Thank you for bringing up that point. Just to clarify, when you mentioned "one worker that distributes flow runs," you were referring to the Docker/Kubernetes work type? In this case, when a flow is executed, the image will be executed as resources become available, right? So I'm safe to assume that the asyncio.TaskGroup, will run it independently, which is interesting. But how the logs would work in this scenario? I would need to "hunt" warnings and other types of logs from the sub flows as the current approach, right? I mean it will not show logs like when I use task.map
k
If I have a Flow A running on Worker/Agent A with a work_type of 'process', and Flow A calls sub-flow B using asyncio.TaskGroup, sub-flow B will execute on the same process/Worker/Agent A. Is that correct?
This is correct.
However, if I use Task.map, the next available agent/worker will be picked up. Is that also correct?

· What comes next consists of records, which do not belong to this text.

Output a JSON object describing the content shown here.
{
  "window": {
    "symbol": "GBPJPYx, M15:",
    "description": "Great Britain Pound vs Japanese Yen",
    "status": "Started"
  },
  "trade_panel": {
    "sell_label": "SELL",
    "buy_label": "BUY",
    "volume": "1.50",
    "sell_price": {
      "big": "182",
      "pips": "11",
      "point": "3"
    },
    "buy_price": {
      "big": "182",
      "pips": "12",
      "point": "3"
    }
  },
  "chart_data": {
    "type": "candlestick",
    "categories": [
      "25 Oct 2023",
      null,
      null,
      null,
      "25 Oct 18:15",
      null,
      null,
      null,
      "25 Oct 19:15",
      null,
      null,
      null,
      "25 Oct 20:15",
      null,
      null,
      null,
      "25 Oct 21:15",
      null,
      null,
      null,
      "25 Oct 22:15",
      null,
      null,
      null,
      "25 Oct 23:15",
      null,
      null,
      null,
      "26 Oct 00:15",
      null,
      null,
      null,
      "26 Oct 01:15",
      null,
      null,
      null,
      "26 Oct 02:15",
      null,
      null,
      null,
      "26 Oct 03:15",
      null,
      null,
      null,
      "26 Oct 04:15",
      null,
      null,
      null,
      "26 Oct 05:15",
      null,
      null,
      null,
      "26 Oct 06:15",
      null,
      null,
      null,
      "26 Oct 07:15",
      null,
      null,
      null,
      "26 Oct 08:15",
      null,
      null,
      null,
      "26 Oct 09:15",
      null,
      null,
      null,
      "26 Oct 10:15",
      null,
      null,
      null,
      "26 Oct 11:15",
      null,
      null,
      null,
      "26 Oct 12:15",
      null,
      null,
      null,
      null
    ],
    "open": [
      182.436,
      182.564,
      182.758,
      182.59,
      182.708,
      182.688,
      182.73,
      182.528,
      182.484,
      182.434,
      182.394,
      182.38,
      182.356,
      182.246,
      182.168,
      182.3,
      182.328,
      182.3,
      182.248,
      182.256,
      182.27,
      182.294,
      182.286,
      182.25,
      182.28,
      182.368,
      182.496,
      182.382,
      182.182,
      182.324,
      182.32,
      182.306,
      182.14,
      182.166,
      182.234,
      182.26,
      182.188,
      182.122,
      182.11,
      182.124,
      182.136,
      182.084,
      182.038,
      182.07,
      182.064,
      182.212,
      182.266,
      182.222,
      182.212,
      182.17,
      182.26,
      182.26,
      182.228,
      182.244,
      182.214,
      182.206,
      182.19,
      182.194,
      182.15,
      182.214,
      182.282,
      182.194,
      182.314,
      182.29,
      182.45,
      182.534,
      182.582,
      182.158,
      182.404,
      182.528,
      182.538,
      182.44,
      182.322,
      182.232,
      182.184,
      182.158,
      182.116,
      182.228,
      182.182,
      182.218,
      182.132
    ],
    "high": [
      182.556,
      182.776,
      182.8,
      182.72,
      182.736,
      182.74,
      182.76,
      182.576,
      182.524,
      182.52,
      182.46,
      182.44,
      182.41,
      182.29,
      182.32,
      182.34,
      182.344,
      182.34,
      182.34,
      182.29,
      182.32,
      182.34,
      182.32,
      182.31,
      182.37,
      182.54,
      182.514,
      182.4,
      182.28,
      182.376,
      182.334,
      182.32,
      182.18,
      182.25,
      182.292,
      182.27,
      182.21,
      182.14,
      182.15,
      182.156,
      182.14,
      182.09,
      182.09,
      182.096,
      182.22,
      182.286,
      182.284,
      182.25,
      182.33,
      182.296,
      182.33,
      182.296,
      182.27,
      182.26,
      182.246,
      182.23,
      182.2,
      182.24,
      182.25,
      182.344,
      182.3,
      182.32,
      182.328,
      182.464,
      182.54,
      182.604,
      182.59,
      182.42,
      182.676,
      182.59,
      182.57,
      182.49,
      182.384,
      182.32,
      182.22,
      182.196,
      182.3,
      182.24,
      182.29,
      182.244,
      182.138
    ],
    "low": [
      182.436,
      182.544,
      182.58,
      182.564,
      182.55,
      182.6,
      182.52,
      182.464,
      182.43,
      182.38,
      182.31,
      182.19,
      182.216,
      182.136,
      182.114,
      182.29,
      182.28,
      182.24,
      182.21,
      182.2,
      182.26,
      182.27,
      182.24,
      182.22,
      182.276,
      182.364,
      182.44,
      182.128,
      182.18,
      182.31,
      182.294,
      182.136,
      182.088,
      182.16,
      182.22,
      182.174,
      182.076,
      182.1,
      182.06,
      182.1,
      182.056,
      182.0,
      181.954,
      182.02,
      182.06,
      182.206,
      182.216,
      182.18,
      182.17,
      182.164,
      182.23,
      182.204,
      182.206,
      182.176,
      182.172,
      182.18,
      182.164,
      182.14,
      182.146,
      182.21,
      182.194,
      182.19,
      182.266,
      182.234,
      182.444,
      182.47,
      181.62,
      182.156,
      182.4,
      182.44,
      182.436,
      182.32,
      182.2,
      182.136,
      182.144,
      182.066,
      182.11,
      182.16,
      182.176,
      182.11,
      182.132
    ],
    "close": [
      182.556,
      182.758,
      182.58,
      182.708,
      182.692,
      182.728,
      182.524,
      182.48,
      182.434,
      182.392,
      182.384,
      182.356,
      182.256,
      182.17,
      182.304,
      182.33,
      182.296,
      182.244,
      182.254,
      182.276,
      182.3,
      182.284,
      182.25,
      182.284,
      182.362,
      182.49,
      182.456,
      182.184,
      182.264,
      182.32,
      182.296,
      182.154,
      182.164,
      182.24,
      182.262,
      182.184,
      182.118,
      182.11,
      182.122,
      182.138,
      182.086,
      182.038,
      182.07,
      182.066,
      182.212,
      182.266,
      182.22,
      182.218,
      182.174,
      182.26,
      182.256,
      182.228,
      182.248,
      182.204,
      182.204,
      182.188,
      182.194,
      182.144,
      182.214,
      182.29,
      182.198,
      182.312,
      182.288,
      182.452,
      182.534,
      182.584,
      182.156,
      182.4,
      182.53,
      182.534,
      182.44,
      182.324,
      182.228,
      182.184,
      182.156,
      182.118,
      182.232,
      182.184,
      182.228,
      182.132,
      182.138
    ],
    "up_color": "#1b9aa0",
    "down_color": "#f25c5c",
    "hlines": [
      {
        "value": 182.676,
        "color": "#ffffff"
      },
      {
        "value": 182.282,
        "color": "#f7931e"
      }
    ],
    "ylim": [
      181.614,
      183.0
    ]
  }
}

No, map submits task runs simultaneously inside the current execution environment using the selected TaskRunner. From the
map
docstring:
Copy code
Will create as many task runs as the length of the iterable(s) in the backing API and submit the task runs to the flow's task runner.
So mapped tasks still exist only within the context of the current flow run.
> In this case, when a flow is executed, the image will be executed as resources become available, right? So I'm safe to assume that the asyncio.TaskGroup, will run it independently, which is interesting. Only if you're running deployments as your subflows. The deployment is the level at which infrastructure is allocated for flow runs, so you'd need to create a separate deployment for each unit of work you want to parallelize, then begin each of those runs using
run_deployment
inside the
TaskGroup
. Only then will each subflow get its own compute resources to run on. An alternative to this is to use the Dask task runner, but Dask has its own learning curve and is a somewhat different approach to distributed compute than the one we've been talking about so far. > But how the logs would work in this scenario? I would need to "hunt" warnings and other types of logs from the sub flows as the current approach, right? Yeah, the deployments-as-subflows model still manifests as separate flow runs in the UI. We know this isn't ideal for tracking down errors at times, and your feedback on that is something we're thinking about.
w
Thank you for providing me with these detailed responses! If I understand correctly, you are suggesting that in my scenario, it would be best to stick with subflows and run them as separate deployments with docker to achieve parallelization since tasks may not provide the same level of parallel execution across workers. As for the logs, we do not have any kind of workaround? Perhaps a "hackish way" to inject logs from the subflow into the main flow, given that we have the flow run ID?
Okay looks like I can pass the logger as a parameter and it works! [all the logs shown on the main page]. The subflows page will not have the logs, which is fine for me from now, on since I can add the flow run id as a parameter on the message.
k
Awesome to hear you go this figured out!